Bahía
A finales de julio fui un muchacho que aprendía el oficio de joyero en la posguerra de Barcelona; estaba enamorado de una adolescente tísica que entretenía la penuria de su vida pensando que su padre era un héroe. Cuando ambos nos enfrentamos con la pared sin nombre de la realidad y vimos al padre regresar de una guerra de postales, me cambié de sitio en el mundo y me hice pasajero de un tren en el que escuché -o conté- historias de paranoicos que sueñan con ser los otros infinitos. En ese remanso de paz que a veces es la locura viví varias vidas, hasta que me convertí en un presidiario sin nombre en el inmenso y terrible gueto de Varsovia. Sobreviví allí -precisamente- gracias a la memoria que tuve de las novelas alemanas que leí de adolescente en Berlín: el matrimonio que me acogió en la clandestinidad de aquellos meses sin nombre del nazismo en Varsovia supo que yo era un gran lector, y durante noches y noches les recité una a una las novelas que me había aprendido cuando descubrí la pasión de leer.
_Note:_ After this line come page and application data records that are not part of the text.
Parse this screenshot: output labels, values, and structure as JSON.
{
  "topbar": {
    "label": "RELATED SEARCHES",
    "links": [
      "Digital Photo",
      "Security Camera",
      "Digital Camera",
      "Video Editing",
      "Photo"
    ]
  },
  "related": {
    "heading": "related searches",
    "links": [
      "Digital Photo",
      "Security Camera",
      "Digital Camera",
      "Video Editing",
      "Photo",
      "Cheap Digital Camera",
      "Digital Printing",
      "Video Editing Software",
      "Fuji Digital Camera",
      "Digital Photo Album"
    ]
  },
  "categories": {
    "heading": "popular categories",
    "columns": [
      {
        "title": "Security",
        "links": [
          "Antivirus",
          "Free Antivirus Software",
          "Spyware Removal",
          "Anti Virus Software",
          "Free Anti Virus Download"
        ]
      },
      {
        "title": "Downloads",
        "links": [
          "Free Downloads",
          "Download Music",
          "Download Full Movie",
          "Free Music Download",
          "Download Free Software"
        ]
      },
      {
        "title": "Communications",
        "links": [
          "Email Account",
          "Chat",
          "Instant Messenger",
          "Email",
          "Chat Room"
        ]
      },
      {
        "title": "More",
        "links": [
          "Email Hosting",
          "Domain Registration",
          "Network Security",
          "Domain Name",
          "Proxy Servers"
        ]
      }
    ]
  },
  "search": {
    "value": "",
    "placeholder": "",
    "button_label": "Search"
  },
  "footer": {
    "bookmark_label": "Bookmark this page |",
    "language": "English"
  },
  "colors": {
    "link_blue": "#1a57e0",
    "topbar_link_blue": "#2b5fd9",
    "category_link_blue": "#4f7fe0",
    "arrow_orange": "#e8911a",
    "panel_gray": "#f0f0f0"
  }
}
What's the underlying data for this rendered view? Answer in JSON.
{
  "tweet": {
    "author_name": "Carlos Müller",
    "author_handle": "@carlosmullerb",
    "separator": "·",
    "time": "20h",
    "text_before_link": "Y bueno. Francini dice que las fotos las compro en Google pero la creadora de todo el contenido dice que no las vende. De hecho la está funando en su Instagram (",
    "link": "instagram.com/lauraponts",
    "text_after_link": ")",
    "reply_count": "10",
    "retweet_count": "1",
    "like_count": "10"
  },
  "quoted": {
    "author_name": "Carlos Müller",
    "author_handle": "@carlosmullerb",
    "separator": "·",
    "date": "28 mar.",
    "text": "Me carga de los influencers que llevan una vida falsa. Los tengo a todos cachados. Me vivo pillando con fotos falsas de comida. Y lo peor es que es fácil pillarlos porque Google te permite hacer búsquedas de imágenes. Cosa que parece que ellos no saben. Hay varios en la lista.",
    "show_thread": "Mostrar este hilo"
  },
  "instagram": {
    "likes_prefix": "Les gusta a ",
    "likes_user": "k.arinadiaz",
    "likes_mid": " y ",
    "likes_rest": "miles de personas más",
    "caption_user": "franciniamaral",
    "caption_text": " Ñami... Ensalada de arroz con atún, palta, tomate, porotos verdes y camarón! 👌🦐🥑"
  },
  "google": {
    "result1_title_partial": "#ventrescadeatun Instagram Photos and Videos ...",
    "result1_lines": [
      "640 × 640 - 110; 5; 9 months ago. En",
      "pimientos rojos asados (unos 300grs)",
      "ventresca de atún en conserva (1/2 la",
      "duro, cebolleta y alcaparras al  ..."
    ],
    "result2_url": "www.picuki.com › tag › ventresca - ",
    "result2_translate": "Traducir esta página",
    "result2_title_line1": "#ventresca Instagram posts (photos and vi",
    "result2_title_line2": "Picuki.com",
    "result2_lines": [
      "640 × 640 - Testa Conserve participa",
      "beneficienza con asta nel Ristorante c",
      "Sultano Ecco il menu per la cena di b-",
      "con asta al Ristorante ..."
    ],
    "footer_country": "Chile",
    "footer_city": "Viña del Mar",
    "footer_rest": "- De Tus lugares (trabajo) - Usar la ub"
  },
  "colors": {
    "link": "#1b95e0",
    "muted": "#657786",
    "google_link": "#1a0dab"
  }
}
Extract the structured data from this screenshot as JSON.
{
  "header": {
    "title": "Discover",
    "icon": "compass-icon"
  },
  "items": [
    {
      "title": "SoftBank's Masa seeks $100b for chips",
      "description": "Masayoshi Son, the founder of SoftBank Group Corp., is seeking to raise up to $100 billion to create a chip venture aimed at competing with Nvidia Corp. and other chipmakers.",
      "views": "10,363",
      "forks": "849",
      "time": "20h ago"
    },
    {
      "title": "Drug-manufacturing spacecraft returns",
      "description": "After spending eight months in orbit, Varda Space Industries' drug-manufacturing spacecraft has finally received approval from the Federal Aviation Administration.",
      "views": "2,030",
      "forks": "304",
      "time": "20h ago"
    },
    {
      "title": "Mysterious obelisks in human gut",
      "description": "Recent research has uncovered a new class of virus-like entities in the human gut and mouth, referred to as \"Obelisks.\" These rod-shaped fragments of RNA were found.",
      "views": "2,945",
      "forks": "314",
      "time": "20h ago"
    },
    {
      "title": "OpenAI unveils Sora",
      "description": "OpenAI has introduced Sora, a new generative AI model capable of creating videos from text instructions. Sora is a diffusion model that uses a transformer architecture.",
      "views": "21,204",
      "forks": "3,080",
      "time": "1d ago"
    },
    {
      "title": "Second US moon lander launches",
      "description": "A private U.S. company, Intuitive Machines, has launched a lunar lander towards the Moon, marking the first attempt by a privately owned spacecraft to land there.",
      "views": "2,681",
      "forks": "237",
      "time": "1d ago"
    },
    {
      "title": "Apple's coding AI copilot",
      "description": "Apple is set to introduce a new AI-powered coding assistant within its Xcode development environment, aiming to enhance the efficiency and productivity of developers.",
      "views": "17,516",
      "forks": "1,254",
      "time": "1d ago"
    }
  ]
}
Sobrevivimos así, diciendo lo que había leído. Hace unos días, por cierto, viajaba por América ayudando a un viejo científico a trasladar de un lado a otro el cerebro inmenso de un judío extraordinario, Albert Einstein. Y en un alto en el camino entre tantas vidas que se conectan entre sí como las vidas de Sefarad fui un rato largo un poeta isleño que sabe que, aunque la halles pobre, Ítaca no te ha engañado. 'Mas no apresures nunca el viaje'. Y ahora mismo, desde hace 48 horas, soy un niño de Bahía que camina escuchando música de Vinicius de Moraes por una playa en la que se oye la risa de personajes que alguna vez fui yo también leyendo mientras lloro. Bahía.
La vida se va haciendo en los libros que leemos, ya no son Marsé, Orejudo, Ranicki, Paterniti, Muñoz Molina, Cavagis, Amado los autores que dejaron en nuestra memoria indestructibles momentos de nosotros mismos; esa bahía inmensa que es el recuerdo procesa para siempre esos textos que ya son las venas de lo que escribieron otros. Hay lugares hermosos donde esa memoria está al alcance de cualquier nuevo aventurero. En Lagun, por ejemplo. Siempre quisieron quemar la memoria de los libros; mientras haya un hombre vivo, habrá siempre memoria viva, perdurable, de esta bahía en la que el mar es de letras.